Now they just need a basic personality adding (though if they got to be 1-dimensional the Powerplay leaders might object to being outdone)


Even so, I wouldn't underestimate it. Doing it well - even at this restricted a level - I think could easily be "headline feature" levels of work.

I wrote a procgen galaxy generator once - basically inspired by the original Elite one and the Dwarf Fortress "history generation" style, to give unique(ish) descriptions for a few hundred systems. ... It took a week or so of programming and two weeks of thinking of interesting text lines - just to get one language, on a much smaller scale, without even thinking about the implementation and balance of the in-game effects.

And BGS changes need to be made cautiously. Lots of people are attached to their factions despite the thinness, and even seemingly minor changes can have substantial effects. It's only relatively recently got to the stage where it works reliably in its basic state.

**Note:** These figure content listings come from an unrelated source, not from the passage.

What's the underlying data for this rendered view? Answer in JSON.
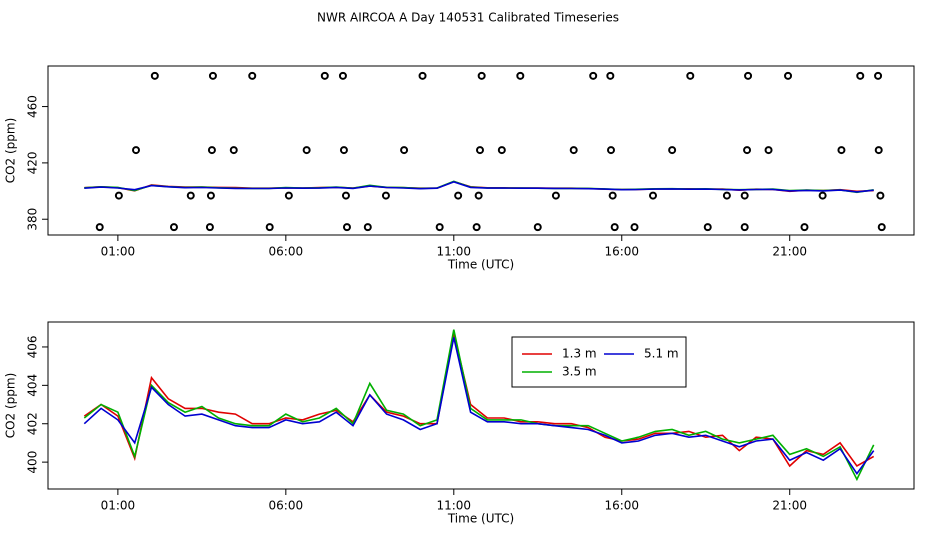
{
  "chart_data": [
    {
      "type": "line",
      "title": "NWR AIRCOA A  Day 140531  Calibrated Timeseries",
      "x_label": "Time (UTC)",
      "y_label": "CO2 (ppm)",
      "xlim": [
        -1.08,
        24.7
      ],
      "ylim": [
        368.8,
        488.8
      ],
      "xticks": [
        {
          "value": 1,
          "label": "01:00"
        },
        {
          "value": 6,
          "label": "06:00"
        },
        {
          "value": 11,
          "label": "11:00"
        },
        {
          "value": 16,
          "label": "16:00"
        },
        {
          "value": 21,
          "label": "21:00"
        }
      ],
      "yticks": [
        380,
        420,
        460
      ],
      "x": [
        0,
        0.5,
        1,
        1.5,
        2,
        2.5,
        3,
        3.5,
        4,
        4.5,
        5,
        5.5,
        6,
        6.5,
        7,
        7.5,
        8,
        8.5,
        9,
        9.5,
        10,
        10.5,
        11,
        11.5,
        12,
        12.5,
        13,
        13.5,
        14,
        14.5,
        15,
        15.5,
        16,
        16.5,
        17,
        17.5,
        18,
        18.5,
        19,
        19.5,
        20,
        20.5,
        21,
        21.5,
        22,
        22.5,
        23,
        23.5
      ],
      "series": [
        {
          "color": "#e00000",
          "values": [
            402.4,
            403.0,
            402.4,
            400.2,
            404.4,
            403.3,
            402.8,
            402.8,
            402.6,
            402.5,
            402.0,
            402.0,
            402.3,
            402.2,
            402.5,
            402.7,
            402.1,
            403.5,
            402.6,
            402.4,
            402.0,
            402.0,
            406.7,
            403.0,
            402.3,
            402.3,
            402.1,
            402.1,
            402.0,
            402.0,
            401.8,
            401.3,
            401.1,
            401.2,
            401.5,
            401.5,
            401.6,
            401.3,
            401.4,
            400.6,
            401.3,
            401.2,
            399.8,
            400.6,
            400.4,
            401.0,
            399.8,
            400.3
          ]
        },
        {
          "color": "#00b000",
          "values": [
            402.3,
            403.0,
            402.6,
            400.3,
            404.0,
            403.1,
            402.6,
            402.9,
            402.3,
            402.0,
            401.9,
            401.9,
            402.5,
            402.1,
            402.3,
            402.8,
            402.0,
            404.1,
            402.7,
            402.5,
            401.9,
            402.2,
            406.9,
            402.8,
            402.2,
            402.2,
            402.2,
            402.0,
            401.9,
            401.9,
            401.9,
            401.5,
            401.1,
            401.3,
            401.6,
            401.7,
            401.4,
            401.6,
            401.2,
            401.0,
            401.2,
            401.4,
            400.4,
            400.7,
            400.3,
            400.8,
            399.1,
            400.9
          ]
        },
        {
          "color": "#0000d0",
          "values": [
            402.0,
            402.8,
            402.2,
            401.0,
            403.9,
            403.0,
            402.4,
            402.5,
            402.2,
            401.9,
            401.8,
            401.8,
            402.2,
            402.0,
            402.1,
            402.6,
            401.9,
            403.5,
            402.5,
            402.2,
            401.7,
            402.0,
            406.5,
            402.6,
            402.1,
            402.1,
            402.0,
            402.0,
            401.9,
            401.8,
            401.7,
            401.4,
            401.0,
            401.1,
            401.4,
            401.5,
            401.3,
            401.4,
            401.1,
            400.8,
            401.1,
            401.2,
            400.1,
            400.5,
            400.1,
            400.7,
            399.4,
            400.6
          ]
        },
        {
          "style": "points",
          "color": "#000000",
          "x": [
            2.1,
            3.83,
            5.0,
            7.16,
            7.7,
            10.07,
            11.83,
            12.98,
            15.15,
            15.66,
            18.04,
            19.76,
            20.95,
            23.1,
            23.63,
            1.54,
            3.8,
            4.45,
            6.62,
            7.73,
            9.52,
            11.78,
            12.43,
            14.57,
            15.68,
            17.5,
            19.73,
            20.37,
            22.54,
            23.65,
            1.03,
            3.17,
            3.77,
            6.09,
            7.79,
            8.98,
            11.13,
            11.74,
            14.04,
            15.73,
            16.93,
            19.13,
            19.66,
            21.98,
            23.7,
            0.46,
            2.67,
            3.74,
            5.52,
            7.82,
            8.44,
            10.58,
            11.68,
            13.5,
            15.79,
            16.38,
            18.56,
            19.66,
            21.44,
            23.74
          ],
          "values": [
            481.8,
            481.8,
            481.8,
            481.8,
            481.8,
            481.8,
            481.8,
            481.8,
            481.8,
            481.8,
            481.8,
            481.8,
            481.8,
            481.8,
            481.8,
            429.1,
            429.1,
            429.1,
            429.1,
            429.1,
            429.1,
            429.1,
            429.1,
            429.1,
            429.1,
            429.1,
            429.1,
            429.1,
            429.1,
            429.1,
            396.8,
            396.8,
            396.8,
            396.8,
            396.8,
            396.8,
            396.8,
            396.8,
            396.8,
            396.8,
            396.8,
            396.8,
            396.8,
            396.8,
            396.8,
            374.4,
            374.4,
            374.4,
            374.4,
            374.4,
            374.4,
            374.4,
            374.4,
            374.4,
            374.4,
            374.4,
            374.4,
            374.4,
            374.4,
            374.4
          ]
        }
      ]
    },
    {
      "type": "line",
      "x_label": "Time (UTC)",
      "y_label": "CO2 (ppm)",
      "xlim": [
        -1.08,
        24.7
      ],
      "ylim": [
        398.6,
        407.3
      ],
      "xticks": [
        {
          "value": 1,
          "label": "01:00"
        },
        {
          "value": 6,
          "label": "06:00"
        },
        {
          "value": 11,
          "label": "11:00"
        },
        {
          "value": 16,
          "label": "16:00"
        },
        {
          "value": 21,
          "label": "21:00"
        }
      ],
      "yticks": [
        400,
        402,
        404,
        406
      ],
      "x": [
        0,
        0.5,
        1,
        1.5,
        2,
        2.5,
        3,
        3.5,
        4,
        4.5,
        5,
        5.5,
        6,
        6.5,
        7,
        7.5,
        8,
        8.5,
        9,
        9.5,
        10,
        10.5,
        11,
        11.5,
        12,
        12.5,
        13,
        13.5,
        14,
        14.5,
        15,
        15.5,
        16,
        16.5,
        17,
        17.5,
        18,
        18.5,
        19,
        19.5,
        20,
        20.5,
        21,
        21.5,
        22,
        22.5,
        23,
        23.5
      ],
      "series": [
        {
          "name": "1.3 m",
          "color": "#e00000",
          "values": [
            402.4,
            403.0,
            402.4,
            400.2,
            404.4,
            403.3,
            402.8,
            402.8,
            402.6,
            402.5,
            402.0,
            402.0,
            402.3,
            402.2,
            402.5,
            402.7,
            402.1,
            403.5,
            402.6,
            402.4,
            402.0,
            402.0,
            406.7,
            403.0,
            402.3,
            402.3,
            402.1,
            402.1,
            402.0,
            402.0,
            401.8,
            401.3,
            401.1,
            401.2,
            401.5,
            401.5,
            401.6,
            401.3,
            401.4,
            400.6,
            401.3,
            401.2,
            399.8,
            400.6,
            400.4,
            401.0,
            399.8,
            400.3
          ]
        },
        {
          "name": "3.5 m",
          "color": "#00b000",
          "values": [
            402.3,
            403.0,
            402.6,
            400.3,
            404.0,
            403.1,
            402.6,
            402.9,
            402.3,
            402.0,
            401.9,
            401.9,
            402.5,
            402.1,
            402.3,
            402.8,
            402.0,
            404.1,
            402.7,
            402.5,
            401.9,
            402.2,
            406.9,
            402.8,
            402.2,
            402.2,
            402.2,
            402.0,
            401.9,
            401.9,
            401.9,
            401.5,
            401.1,
            401.3,
            401.6,
            401.7,
            401.4,
            401.6,
            401.2,
            401.0,
            401.2,
            401.4,
            400.4,
            400.7,
            400.3,
            400.8,
            399.1,
            400.9
          ]
        },
        {
          "name": "5.1 m",
          "color": "#0000d0",
          "values": [
            402.0,
            402.8,
            402.2,
            401.0,
            403.9,
            403.0,
            402.4,
            402.5,
            402.2,
            401.9,
            401.8,
            401.8,
            402.2,
            402.0,
            402.1,
            402.6,
            401.9,
            403.5,
            402.5,
            402.2,
            401.7,
            402.0,
            406.5,
            402.6,
            402.1,
            402.1,
            402.0,
            402.0,
            401.9,
            401.8,
            401.7,
            401.4,
            401.0,
            401.1,
            401.4,
            401.5,
            401.3,
            401.4,
            401.1,
            400.8,
            401.1,
            401.2,
            400.1,
            400.5,
            400.1,
            400.7,
            399.4,
            400.6
          ]
        }
      ]
    }
  ]
}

The mission issuers are just a name and a face. Technically, they are NPCs like I suggested in the strictest sense, but there's no personality for any of them, they are just a mouthpiece for the mission generation algorithm. The tiered system of them, how the one you deal with depends on your reputation, would also be at odds with giving them goals and personalities, as sometimes a player might want to push the faction in a very different direction by supporting a particular character.

I agree that any real BGS work of this calibre could easily be headline feature level, on par with things like planetary landings. Despite the amount of work involved, I feel that it could produce much more actual gameplay than most similar investments, as it encourages players to think far more about what they are doing to the galaxy, giving both player groups and roleplayers much more to sink their teeth into. This would also help PowerPlay, as they could each have loyalties towards different powers depending on how closely their personalities and goals align with them and not simply based on superpower affiliation (although superpower affiliation would still matter, particularly depending on said NPCs loyalty to their superpower).

That few weeks work might seem like quite a lot of work, but from the sound of things you were working alone, and not necessarily on it for 30+ hours a week (it sounds like it was a hobby project from your description, but I could be wrong there). If there was a small team assigned to it rather than a single individual, working over a period of months rather than weeks, obviously the amount of content and code would be higher. I don't know how many coders and writers they have over at FD, but for a headline feature I'd expect a small team to be dedicated to it for several months. In fact, unless you are some kind of savant at coding, I'd say the fact that you were able to get something workable in a matter of weeks is a good sign of how possible it all is.

For altering the BGS causing problems, they could always roll out some changes silently and invisibly, where the variables are tracked and recalculated, but without having any actual effect on the game as it currently stands - effectively using the live server as a data input for their own simulated beta rather than having a proper beta for it. Once they are happy with how faction personalities are evolving, then they can place them into a full beta for testing the actual output side of it all.